Convex Optimization
Large-Scale Optimisation: From Cluster to Supercomputer
GPT-4 was trained on thousands of GPUs via AllReduce SGD. LibSVM (100M+ downloads) uses SMO - coordinate descent. scikit-learn LASSO uses CD internally. PyTorch L-BFGS - for physics simulations. Algorithm choice determines whether the training takes hours or days.
- AllReduce SGD (PyTorch DDP, Horovod): distributed training on GPU clusters
- FedAvg in Google Keyboard: millions of Android devices without data transfer
- LibSVM, scikit-learn: SMO and CD as internal solvers for SVM and LASSO
- L-BFGS in physics simulations: molecular dynamics, optics
Distributed Optimisation and Federated Learning
The Adam optimizer (Kingma 2014, 100,000+ citations) is the standard for training GPT-4: β₁=0.9, β₂=0.999, ε=10⁻⁸. **Distributed optimisation** splits the problem min f(x) = 1/N ∑ᵢ fᵢ(x) across cluster nodes. **Federated learning (FedAvg)** is a special case: data never leaves devices (smartphones), and the server averages updated models. Key challenges: communication latency, heterogeneous data, privacy.
**Federated Learning in production:** Google uses FedAvg to train keyboard autocomplete on 500M+ Android devices. Apple applies FL to Siri on iOS. Key challenges: 1. client drift with non-IID data 2. communication efficiency (quantisation, sparsification) 3. privacy (differential privacy + secure aggregation).
What is the main problem with FedAvg when client data is heterogeneous (non-IID)?
Second-Order Methods: L-BFGS and Scalable Newton
**Newton's method** uses the Hessian: x_{k+1} = x_k − H⁻¹∇f(x_k). It has quadratic convergence near the minimum but requires O(d²) memory and O(d³) for Hessian inversion. **L-BFGS** approximates H⁻¹ using the last m pairs (Δx, Δg), requiring O(md) memory. It is the standard algorithm for convex problems of moderate dimension.
**L-BFGS in production:** PyTorch includes torch.optim.LBFGS (but not recommended for DL due to incompatibility with mini-batches). For convex problems (logistic regression, SVM, GP) L-BFGS in scikit-learn is the standard. Stochastic L-BFGS (oLBFGS) and online Hessian estimation are active research directions for DL.
What is the key advantage of L-BFGS over full Newton's method?

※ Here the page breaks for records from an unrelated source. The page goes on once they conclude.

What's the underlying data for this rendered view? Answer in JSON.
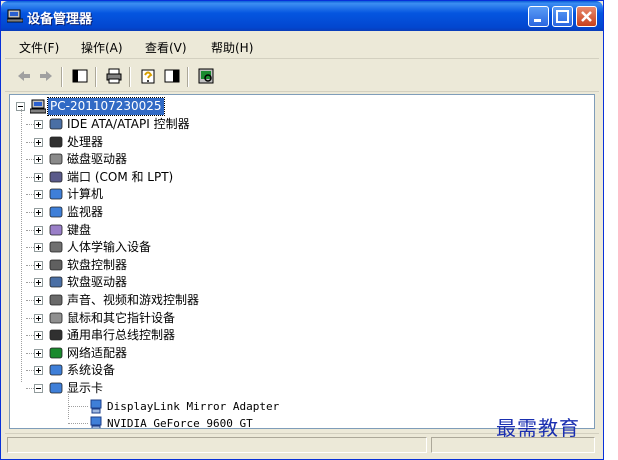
{
  "window": {
    "title": "设备管理器"
  },
  "menubar": {
    "items": [
      "文件(F)",
      "操作(A)",
      "查看(V)",
      "帮助(H)"
    ]
  },
  "tree": {
    "root": "PC-201107230025",
    "categories": [
      {
        "label": "IDE ATA/ATAPI 控制器",
        "icon": "ide-icon"
      },
      {
        "label": "处理器",
        "icon": "cpu-icon"
      },
      {
        "label": "磁盘驱动器",
        "icon": "disk-icon"
      },
      {
        "label": "端口 (COM 和 LPT)",
        "icon": "port-icon"
      },
      {
        "label": "计算机",
        "icon": "computer-icon"
      },
      {
        "label": "监视器",
        "icon": "monitor-icon"
      },
      {
        "label": "键盘",
        "icon": "keyboard-icon"
      },
      {
        "label": "人体学输入设备",
        "icon": "hid-icon"
      },
      {
        "label": "软盘控制器",
        "icon": "floppy-controller-icon"
      },
      {
        "label": "软盘驱动器",
        "icon": "floppy-drive-icon"
      },
      {
        "label": "声音、视频和游戏控制器",
        "icon": "sound-icon"
      },
      {
        "label": "鼠标和其它指针设备",
        "icon": "mouse-icon"
      },
      {
        "label": "通用串行总线控制器",
        "icon": "usb-icon"
      },
      {
        "label": "网络适配器",
        "icon": "network-icon"
      },
      {
        "label": "系统设备",
        "icon": "system-icon"
      },
      {
        "label": "显示卡",
        "icon": "display-icon"
      }
    ],
    "display_children": [
      "DisplayLink Mirror Adapter",
      "NVIDIA GeForce 9600 GT"
    ]
  },
  "watermark": "最需教育"
}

Coordinate Descent: Parallelism Without Shared Memory
**Coordinate descent (CD)** minimises over one variable at a time, keeping the rest fixed. For separable structure in f the coordinate update often has a closed form. **Hogwild!** (Niu et al., 2011) - parallel CD without locks: threads write simultaneously, and for sparse data this works correctly!

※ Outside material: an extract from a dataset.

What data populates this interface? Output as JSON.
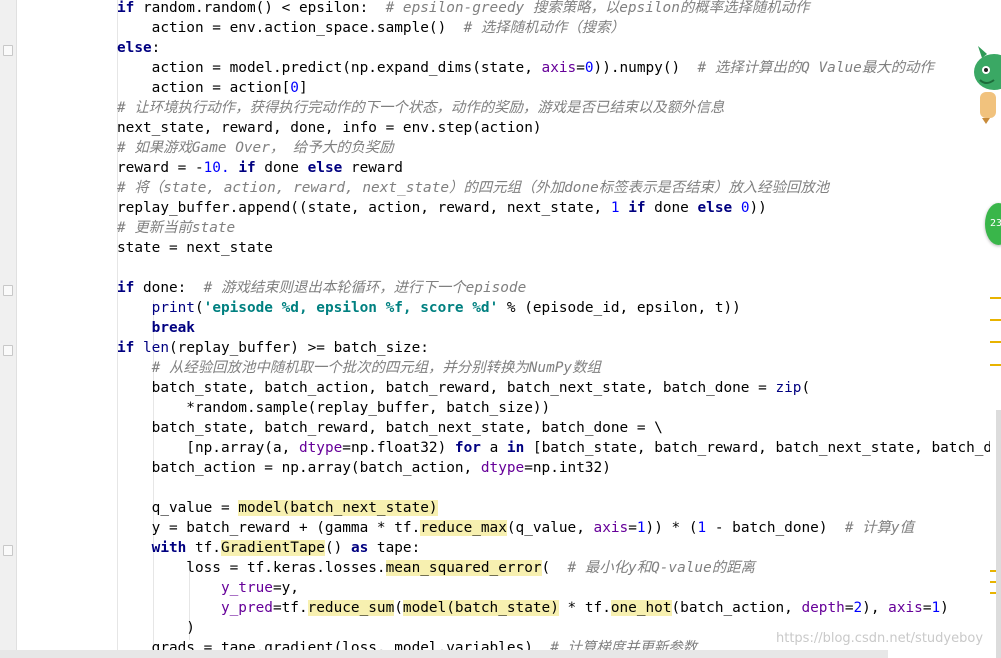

**When to choose CD vs SGD vs L-BFGS:** 1. Sparse data, LASSO/SVM - CD (SMO). 2. Large neural networks, mini-batches - SGD/Adam. 3. Medium-sized convex problems (d ≤ 10⁶), high accuracy needed - L-BFGS. 4. No gradients, expensive function, d ≤ 20 - BayesOpt. Algorithm selection is itself an optimisation problem!
Why does Hogwild! (parallel CD without locks) work correctly for sparse problems?
Key Ideas
- FedAvg: local SGD steps + averaging; client drift with non-IID data → FedProx, SCAFFOLD
- Newton's method: quadratic convergence, O(d³) cost; practically infeasible for d > 10⁴
- L-BFGS: superlinear convergence, O(md) memory; standard for convex problems d ≤ 10⁶
- Coordinate descent: analytic updates for LASSO (soft threshold), SVM (SMO)
- Hogwild!: parallel CD without locks is correct for sparse data
Related Topics
Large-scale optimisation brings together all methods from the course.
- Proximal Methods — CD for LASSO = proximal step per coordinate; ADMM scales to clusters
- Stochastic Optimisation — AllReduce SGD - distributed mini-batch SGD; variance reduction in FedAvg
- Bayesian Optimisation — BayesOpt selects hyperparameters for all methods in this lesson
Вопросы для размышления
- Why does standard FedAvg diverge with strongly heterogeneous data? How does FedProx (adding a proximal term) fix this mathematically?
- Under what condition is coordinate descent faster than SGD? Construct a concrete example with a sparse matrix A.
- What is the practical difference between distributed SGD (AllReduce) and federated learning? Why can't Google use AllReduce to train the keyboard?